A larger than life photo replication and the numinous painting in it provide twin centerpieces for Morris Hirshfield: Brooklyn Tailor, co-curated by Maresca, the teen photographer-turned-curator with the very Carroll Janis who once frolicked in the mansion as a boy. They re-elevate Hirshfield into his paired roles as both a high modernist and a “folkie.”
The Jewish Polish immigrant and former slipper manufacturer somehow painted charming pictures exuding an all-American handmade quality capturing innocent rural life and nature in a naive style, shunning conventional rules of perspective and proportion. Even sagacious female smiles and painterly nude torsos display a decorative sensibility that appear passed down through generations not the inventions of a self-taught artist. They convey the mass appeal and folksy values of a Henri Rousseau with a sideways surreality that has its own quirky traditions.
A couple of symmetrical landscapes—College Grounds (1941) and Landscape with House I (1940)—are adorned with carefully constructed plumes, trees, and shrubs providing a rural feel. Ornate birds and animals, such as the happy mongrels in Dog and Pups (1944) are reminiscent of horses or wolves worthy of indigenous cultures.

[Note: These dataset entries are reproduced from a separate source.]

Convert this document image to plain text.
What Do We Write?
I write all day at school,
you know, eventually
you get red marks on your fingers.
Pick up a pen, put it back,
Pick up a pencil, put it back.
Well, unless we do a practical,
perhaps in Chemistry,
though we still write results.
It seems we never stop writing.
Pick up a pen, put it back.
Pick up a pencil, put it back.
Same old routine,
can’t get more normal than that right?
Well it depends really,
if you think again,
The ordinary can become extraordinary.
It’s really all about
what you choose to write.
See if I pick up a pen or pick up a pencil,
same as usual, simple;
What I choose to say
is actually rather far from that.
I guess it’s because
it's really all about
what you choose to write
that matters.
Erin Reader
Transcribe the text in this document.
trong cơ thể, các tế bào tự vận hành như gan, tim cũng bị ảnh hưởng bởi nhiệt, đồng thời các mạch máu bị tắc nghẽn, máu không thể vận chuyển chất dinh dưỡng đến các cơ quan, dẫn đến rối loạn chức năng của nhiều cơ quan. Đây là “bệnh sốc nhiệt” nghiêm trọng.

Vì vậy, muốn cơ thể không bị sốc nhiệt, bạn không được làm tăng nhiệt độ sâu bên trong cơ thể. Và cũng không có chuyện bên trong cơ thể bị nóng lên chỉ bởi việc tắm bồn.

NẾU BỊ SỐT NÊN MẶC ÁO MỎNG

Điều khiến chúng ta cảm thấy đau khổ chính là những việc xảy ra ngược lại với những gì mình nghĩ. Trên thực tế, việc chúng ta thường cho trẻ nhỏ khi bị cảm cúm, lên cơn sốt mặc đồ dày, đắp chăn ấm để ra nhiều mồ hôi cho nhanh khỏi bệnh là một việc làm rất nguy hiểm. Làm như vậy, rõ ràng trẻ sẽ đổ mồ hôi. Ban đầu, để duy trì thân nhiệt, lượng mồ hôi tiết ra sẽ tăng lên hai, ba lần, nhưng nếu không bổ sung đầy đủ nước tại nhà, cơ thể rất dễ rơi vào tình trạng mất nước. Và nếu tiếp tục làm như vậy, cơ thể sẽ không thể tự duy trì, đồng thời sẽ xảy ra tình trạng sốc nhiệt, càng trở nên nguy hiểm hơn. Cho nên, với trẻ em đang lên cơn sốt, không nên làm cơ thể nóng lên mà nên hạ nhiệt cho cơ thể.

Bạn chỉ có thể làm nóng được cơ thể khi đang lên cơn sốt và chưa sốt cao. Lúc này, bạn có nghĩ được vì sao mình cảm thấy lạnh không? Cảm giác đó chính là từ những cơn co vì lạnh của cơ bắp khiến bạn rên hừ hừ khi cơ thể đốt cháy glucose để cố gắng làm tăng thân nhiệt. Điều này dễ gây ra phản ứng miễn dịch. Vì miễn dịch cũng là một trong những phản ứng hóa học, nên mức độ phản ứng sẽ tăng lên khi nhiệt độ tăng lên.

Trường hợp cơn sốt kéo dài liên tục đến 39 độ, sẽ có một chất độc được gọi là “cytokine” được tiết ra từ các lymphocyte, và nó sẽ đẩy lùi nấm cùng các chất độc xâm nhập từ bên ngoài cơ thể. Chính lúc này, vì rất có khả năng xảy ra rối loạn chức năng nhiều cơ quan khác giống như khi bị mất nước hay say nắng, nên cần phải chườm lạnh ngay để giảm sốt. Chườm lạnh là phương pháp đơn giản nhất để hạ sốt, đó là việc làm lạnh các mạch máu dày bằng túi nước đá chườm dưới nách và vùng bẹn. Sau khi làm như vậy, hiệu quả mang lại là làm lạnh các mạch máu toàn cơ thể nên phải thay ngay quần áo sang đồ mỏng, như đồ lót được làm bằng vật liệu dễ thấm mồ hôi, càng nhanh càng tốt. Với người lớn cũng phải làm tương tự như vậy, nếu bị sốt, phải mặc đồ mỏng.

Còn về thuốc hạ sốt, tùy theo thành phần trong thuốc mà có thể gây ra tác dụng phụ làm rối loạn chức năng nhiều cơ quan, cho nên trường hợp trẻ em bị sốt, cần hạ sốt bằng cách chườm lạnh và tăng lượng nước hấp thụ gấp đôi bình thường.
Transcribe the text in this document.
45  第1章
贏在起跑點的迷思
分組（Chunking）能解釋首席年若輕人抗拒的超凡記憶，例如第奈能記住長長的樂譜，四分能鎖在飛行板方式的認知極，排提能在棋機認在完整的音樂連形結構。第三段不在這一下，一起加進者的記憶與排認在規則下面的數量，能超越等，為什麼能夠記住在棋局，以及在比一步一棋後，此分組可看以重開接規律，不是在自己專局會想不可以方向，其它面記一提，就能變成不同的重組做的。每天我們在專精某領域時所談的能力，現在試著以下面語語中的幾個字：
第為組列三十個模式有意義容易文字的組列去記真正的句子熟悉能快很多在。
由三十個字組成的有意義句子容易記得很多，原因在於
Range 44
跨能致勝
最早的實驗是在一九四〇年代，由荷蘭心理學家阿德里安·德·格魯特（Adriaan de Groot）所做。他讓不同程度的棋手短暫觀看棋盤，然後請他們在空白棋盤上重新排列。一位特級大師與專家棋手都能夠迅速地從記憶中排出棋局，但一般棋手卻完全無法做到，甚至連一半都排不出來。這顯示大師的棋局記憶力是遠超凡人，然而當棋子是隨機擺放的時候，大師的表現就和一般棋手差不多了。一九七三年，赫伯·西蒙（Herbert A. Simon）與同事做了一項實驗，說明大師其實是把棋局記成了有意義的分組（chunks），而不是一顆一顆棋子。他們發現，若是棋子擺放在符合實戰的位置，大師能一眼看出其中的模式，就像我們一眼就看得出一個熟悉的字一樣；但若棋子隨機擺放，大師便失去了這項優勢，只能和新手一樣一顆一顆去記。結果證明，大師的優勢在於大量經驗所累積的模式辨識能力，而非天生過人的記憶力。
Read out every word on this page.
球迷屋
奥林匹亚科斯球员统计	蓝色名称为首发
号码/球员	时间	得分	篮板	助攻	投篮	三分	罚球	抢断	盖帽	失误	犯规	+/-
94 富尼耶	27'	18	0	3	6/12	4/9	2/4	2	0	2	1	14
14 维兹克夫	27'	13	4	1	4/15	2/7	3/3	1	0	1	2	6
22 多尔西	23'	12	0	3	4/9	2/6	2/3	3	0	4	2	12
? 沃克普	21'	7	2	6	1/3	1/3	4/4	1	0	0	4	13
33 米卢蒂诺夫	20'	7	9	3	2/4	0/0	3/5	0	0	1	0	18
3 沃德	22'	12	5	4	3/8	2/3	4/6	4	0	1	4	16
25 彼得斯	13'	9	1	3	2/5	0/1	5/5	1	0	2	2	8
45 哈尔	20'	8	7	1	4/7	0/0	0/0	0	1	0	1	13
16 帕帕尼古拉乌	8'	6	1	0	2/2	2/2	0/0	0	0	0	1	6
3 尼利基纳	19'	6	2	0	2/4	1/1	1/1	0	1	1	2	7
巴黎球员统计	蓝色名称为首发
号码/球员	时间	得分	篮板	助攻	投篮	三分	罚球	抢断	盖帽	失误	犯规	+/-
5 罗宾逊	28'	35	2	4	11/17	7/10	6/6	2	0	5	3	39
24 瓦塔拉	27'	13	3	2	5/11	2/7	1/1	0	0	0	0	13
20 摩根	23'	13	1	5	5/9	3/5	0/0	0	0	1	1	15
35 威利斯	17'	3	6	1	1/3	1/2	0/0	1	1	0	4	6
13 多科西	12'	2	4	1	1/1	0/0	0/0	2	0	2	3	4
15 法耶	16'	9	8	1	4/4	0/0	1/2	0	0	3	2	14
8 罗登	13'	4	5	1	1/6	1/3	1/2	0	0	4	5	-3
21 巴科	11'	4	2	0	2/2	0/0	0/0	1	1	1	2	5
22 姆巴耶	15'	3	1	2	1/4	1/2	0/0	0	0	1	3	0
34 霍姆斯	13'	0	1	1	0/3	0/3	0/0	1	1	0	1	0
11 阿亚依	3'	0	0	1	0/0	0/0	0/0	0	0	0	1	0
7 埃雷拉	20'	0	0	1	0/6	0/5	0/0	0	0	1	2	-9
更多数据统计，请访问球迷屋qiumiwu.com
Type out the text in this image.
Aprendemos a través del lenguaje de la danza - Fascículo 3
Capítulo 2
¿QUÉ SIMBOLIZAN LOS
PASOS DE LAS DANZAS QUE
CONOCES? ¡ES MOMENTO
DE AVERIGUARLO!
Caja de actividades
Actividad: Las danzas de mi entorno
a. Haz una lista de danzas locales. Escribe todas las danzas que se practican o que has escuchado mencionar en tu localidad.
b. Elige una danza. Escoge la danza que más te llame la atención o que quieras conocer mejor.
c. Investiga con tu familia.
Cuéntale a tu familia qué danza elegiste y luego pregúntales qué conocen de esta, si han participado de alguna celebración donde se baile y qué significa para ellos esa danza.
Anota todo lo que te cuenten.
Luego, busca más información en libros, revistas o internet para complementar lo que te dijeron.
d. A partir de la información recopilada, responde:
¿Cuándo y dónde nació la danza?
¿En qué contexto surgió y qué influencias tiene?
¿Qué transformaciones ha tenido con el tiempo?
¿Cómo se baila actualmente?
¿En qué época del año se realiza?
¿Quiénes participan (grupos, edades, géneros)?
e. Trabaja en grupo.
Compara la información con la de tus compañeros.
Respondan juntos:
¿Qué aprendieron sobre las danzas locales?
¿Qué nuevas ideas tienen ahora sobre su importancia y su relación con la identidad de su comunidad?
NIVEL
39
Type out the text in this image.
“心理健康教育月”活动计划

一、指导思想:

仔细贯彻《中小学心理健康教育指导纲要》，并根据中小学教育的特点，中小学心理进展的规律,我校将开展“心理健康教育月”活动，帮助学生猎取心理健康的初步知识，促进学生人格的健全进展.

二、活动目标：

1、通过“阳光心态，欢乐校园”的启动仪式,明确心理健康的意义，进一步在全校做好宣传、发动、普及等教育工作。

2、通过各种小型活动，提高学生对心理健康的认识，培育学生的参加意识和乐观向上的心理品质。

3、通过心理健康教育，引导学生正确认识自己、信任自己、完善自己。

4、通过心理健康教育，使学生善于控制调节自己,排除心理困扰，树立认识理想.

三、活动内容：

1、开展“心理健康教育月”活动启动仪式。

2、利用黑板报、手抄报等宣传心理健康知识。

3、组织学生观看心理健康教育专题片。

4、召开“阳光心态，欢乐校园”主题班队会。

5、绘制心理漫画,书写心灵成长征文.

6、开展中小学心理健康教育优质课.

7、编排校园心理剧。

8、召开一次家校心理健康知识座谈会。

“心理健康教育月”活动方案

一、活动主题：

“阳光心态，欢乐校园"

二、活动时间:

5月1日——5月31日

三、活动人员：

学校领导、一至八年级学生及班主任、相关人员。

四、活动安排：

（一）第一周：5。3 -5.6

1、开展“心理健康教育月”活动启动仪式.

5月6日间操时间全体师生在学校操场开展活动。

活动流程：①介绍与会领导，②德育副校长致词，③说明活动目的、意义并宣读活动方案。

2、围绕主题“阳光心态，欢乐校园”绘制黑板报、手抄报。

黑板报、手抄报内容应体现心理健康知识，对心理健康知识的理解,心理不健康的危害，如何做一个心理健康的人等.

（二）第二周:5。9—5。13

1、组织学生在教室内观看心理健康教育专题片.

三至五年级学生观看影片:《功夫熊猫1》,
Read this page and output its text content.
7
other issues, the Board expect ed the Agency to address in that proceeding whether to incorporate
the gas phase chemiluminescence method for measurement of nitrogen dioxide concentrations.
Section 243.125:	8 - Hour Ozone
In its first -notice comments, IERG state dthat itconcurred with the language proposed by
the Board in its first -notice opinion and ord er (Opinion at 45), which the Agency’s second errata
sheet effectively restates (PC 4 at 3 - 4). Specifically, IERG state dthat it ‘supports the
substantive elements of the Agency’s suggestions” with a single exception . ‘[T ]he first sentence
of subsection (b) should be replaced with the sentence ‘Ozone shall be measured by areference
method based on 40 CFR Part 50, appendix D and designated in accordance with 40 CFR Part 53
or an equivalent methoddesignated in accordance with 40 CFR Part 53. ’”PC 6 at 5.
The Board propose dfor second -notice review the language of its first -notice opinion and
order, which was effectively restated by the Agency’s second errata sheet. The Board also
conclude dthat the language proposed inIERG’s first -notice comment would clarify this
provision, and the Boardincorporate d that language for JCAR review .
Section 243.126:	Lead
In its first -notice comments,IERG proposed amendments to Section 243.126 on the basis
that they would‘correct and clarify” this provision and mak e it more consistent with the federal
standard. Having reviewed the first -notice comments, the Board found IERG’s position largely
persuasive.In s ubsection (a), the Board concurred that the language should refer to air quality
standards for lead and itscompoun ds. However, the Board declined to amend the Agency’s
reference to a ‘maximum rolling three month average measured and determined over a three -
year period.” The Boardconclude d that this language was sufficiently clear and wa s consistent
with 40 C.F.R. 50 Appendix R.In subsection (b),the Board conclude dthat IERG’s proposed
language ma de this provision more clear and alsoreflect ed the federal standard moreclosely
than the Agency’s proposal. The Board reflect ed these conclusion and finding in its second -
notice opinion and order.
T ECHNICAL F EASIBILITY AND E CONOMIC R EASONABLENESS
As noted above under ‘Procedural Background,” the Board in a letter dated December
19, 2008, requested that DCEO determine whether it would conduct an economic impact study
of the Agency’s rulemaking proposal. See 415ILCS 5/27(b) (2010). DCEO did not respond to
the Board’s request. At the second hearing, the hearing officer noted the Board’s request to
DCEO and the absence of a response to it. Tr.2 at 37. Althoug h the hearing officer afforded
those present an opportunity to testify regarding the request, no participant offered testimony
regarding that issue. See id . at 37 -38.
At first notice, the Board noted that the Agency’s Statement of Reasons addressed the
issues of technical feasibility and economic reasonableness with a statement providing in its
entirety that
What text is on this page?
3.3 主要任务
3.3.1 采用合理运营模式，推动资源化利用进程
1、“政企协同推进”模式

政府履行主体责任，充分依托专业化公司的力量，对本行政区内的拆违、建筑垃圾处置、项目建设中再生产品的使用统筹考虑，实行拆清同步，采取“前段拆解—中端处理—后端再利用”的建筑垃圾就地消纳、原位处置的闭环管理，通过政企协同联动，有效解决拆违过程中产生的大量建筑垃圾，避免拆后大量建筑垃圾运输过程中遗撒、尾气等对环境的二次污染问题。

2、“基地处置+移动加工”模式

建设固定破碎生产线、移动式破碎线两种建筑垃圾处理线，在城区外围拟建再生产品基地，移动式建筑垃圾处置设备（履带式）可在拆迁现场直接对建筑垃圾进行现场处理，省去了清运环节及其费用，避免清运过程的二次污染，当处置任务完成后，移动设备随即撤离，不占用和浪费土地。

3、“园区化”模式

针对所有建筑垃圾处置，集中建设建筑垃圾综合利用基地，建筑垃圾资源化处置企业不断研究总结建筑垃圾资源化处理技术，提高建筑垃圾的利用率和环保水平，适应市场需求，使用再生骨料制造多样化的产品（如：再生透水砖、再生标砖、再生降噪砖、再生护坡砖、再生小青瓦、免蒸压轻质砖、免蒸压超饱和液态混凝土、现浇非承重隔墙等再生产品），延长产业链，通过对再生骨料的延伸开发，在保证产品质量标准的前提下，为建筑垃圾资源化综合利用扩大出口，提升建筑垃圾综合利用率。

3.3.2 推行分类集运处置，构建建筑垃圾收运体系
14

Two graphite studies on paper elegantly mounted on canvas for Inseparable Friends (1941) and The Artist and His Model (1945) dominate the room, accompanied by convincing photo mechanical reproductions of their painted doppelgangers at the Museum of Modern Art and the American Folk Art Museum, respectively, displaying Hirshfield’s poignant combination of keen skill and fetching compositional choices. The sensuously brushstroked Nude at the Window (subtitled Hot Night in July), surrounded by Surrealists and a mannikin in the nearby photo, features not only rows of stylized ornamentation that may or may not resemble breasts but another Hirshfield emblem: carefully-executed footwear that resemble fish floating beneath his subjects
In an adjoining room, Sarah Theresa Lee’s show What Big Eyes You Have seamlessly continues Hirshfield’s playful explorations, ushering us from the WWII era to the contemporary with an enraged humanoid octopus wearing eight high-heeled shoes in a cigarette-induced cloud (Bad Luck Betty, 2024).
In You are the Friendliest Wolf I Have Ever Met (2024), When You Awake I Will Still Be Here, How to Write a Love Story (2025), and Handle with Care (2025), menacing “others,” usually animals, interact with Lee’s hapless but resigned proxies in a theater of horror-hilarity.
In A Girl’s Best Friend, Continental Toy Spaniel, and The Cookie Monster (all 2025), lacy undergarments or a human hand create flimsy shields warding off danger.
Finally, in works like Monster Baby with Her Kitten and The Gruesome Twosome (both 2025), masked children are center stage in origin myths suggesting both powerlessness and culpability as do Self Acceptance and You are Very Tacky and Everyone Hates You (both 2025) which feature mirrors as symbols of vulnerability.